The Scottish Government, when it has not been absorbed in independence referendums or whingeing about Brexit, has been trying to address this – and, sensibly, in partnership with business rather than the sort of big-state public sector initiative so apt (such as the notorious Edinburgh trams project) to go horribly wrong. In partnership with BT Openreach, Digital Scotland began its roll-out in April 2014, and within six months the £410million programme had provided superfast fibre broadband to 150,000 premises the length of the country. By November, engineers had laid 188 miles of sub-sea cable and 1,500 miles of cable on land – enough to stretch from Shetland to Land’s End and back again and installed around 600 new street cabinets for many private properties.
‘We are still in the early stages,’ purred the then new First Minister, Nicola Sturgeon, ‘but already thousands of Scottish homes and businesses are able to take advantage and sign up. They simply wouldn’t have had access to highspeed technology without this ambitious partnership project.
‘It’s fundamental to the Scottish Government’s aim to deliver world class connectivity by 2020, enabling people across Scotland to connect any time, any place, anywhere using any device.’
AND now, in one extraordinary deal, desperate residents in two remote Highland hamlets have agreed personally to dig in new sections of fibre cable spurs directly to their homes – BT Openreach meeting all costs, but they contributing their own labour.

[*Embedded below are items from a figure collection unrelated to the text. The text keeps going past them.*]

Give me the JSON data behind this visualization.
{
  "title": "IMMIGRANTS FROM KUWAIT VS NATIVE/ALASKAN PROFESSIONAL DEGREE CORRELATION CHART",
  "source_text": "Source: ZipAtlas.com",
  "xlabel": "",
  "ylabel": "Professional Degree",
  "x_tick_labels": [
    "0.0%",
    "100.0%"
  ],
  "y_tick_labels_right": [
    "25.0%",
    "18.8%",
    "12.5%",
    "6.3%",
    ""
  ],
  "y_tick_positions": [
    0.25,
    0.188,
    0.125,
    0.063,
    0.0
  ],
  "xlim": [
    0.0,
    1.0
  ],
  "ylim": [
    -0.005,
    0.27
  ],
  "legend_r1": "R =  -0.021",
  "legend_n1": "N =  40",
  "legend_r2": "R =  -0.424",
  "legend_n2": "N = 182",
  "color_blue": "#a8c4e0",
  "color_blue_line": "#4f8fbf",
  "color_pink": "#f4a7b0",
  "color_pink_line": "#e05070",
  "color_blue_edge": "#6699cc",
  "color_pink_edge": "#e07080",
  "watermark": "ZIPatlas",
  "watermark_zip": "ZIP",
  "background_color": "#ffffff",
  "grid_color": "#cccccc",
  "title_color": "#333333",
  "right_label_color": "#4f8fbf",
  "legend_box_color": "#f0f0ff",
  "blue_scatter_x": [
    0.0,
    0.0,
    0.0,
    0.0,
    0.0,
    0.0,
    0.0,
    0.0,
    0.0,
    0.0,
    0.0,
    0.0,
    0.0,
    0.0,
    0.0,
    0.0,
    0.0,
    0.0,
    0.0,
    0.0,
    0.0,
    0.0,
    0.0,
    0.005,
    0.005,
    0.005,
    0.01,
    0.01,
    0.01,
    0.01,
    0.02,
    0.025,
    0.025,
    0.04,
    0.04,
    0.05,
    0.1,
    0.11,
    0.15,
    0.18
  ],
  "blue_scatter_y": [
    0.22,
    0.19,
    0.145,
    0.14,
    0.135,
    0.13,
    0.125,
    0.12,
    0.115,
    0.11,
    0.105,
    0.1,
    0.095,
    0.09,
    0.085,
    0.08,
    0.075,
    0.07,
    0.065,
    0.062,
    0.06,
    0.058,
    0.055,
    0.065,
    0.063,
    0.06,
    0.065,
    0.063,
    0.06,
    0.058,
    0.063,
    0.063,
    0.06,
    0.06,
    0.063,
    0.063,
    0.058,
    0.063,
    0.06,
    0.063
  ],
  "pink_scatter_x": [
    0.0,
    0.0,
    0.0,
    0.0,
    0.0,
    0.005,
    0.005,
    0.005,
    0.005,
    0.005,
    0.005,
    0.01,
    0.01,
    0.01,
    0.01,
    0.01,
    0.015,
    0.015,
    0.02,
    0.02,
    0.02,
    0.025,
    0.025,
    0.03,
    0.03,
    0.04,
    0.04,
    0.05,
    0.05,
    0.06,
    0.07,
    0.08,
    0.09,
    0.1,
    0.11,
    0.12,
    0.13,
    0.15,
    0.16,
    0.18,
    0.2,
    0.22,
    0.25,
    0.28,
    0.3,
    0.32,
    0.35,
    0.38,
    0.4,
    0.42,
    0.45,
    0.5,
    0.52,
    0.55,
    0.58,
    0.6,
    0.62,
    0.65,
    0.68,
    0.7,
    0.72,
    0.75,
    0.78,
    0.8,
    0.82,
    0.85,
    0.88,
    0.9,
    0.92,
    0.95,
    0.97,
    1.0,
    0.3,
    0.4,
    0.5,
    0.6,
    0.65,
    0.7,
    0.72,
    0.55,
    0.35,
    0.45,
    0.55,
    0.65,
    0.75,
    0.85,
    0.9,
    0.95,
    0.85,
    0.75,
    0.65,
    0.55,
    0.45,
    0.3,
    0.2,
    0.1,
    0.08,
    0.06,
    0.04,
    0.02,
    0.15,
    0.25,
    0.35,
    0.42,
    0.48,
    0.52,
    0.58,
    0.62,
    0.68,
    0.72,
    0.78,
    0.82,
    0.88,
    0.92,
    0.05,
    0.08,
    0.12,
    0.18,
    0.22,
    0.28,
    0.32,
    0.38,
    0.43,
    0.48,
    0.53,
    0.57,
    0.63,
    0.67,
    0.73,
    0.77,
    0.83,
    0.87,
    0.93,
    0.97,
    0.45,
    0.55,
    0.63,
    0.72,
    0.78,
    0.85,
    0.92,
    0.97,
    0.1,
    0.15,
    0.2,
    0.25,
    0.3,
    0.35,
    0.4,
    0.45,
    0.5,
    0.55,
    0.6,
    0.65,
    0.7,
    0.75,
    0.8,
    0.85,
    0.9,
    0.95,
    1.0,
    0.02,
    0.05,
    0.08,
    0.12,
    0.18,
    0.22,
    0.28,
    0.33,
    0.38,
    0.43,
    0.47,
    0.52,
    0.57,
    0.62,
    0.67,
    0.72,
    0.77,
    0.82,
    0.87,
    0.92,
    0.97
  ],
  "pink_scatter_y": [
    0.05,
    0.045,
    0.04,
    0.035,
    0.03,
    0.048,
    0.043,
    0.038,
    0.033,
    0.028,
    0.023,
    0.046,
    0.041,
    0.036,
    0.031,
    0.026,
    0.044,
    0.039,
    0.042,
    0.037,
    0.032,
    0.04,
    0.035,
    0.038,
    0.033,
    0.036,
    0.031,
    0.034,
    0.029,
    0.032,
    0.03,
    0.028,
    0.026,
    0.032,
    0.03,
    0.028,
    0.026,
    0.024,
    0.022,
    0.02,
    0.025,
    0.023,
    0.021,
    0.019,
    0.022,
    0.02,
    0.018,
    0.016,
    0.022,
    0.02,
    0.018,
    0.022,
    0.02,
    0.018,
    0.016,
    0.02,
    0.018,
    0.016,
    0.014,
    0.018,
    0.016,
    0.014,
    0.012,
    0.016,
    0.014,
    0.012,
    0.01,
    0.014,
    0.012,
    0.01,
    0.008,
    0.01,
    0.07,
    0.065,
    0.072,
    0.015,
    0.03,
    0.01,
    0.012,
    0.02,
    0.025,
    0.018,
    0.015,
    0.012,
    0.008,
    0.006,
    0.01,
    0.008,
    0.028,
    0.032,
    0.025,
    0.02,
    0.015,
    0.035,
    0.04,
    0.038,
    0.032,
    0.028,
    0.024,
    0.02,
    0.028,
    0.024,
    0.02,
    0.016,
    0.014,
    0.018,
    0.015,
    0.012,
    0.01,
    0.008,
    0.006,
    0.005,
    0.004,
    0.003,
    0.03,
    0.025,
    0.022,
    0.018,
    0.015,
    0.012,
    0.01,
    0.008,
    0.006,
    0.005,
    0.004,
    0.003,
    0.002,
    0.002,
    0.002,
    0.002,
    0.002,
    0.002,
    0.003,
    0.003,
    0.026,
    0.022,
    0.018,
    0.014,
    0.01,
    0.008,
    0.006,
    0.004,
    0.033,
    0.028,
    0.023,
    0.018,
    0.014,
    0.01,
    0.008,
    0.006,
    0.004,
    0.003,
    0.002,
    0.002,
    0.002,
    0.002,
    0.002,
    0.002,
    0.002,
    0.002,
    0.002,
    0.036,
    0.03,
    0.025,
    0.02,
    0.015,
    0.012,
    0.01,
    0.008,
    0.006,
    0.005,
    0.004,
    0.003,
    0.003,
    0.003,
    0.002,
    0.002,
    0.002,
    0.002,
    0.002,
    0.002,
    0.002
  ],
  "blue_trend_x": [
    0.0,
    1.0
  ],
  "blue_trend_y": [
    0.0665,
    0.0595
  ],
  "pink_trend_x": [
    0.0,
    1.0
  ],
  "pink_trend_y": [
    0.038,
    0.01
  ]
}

They are tenants on the private Altnaharra estate, in the heart of lonely Sutherland, and Skerray on the county’s north coast – 145 homes in all. Hard, wet work for the crofters involved, but by this autumn they will enjoy broadband at 330 MBps for their pains – at present, it is a crawling 0.5.
Kinlochleven has now, at last, been given superfast fibre broadband, but that is of scant consolation to Alison Grieve, whose Loch Leven Seafood Café is several miles away and where broadband speeds are ‘horrendously slow’.
‘I have just been apologising to my staff as I have only just managed to pay their wages, and I had to go home to my house to do it, as I have had no internet here for two days.
‘I live not far away and the speeds there are very slow, but it doesn’t go down. When it is working the speed is so slow and makes things like banking very difficult…’
The authorities are not prepared to extend the roll-out to her lonely spot, four miles east of Ballachulish, and – with other residents in the wider Glencoe area – Alison Grieve is now resigned to an expensive satellite solution.
‘Digital is transforming the way we live,’ enthused Finance Secretary Derek Mackay in March. ‘It is connecting us faster than ever before while putting more power into the hands of service users…’
For Alison Grieve and very many other Scots, even now, these are but fair, fine words, ringing very hollow.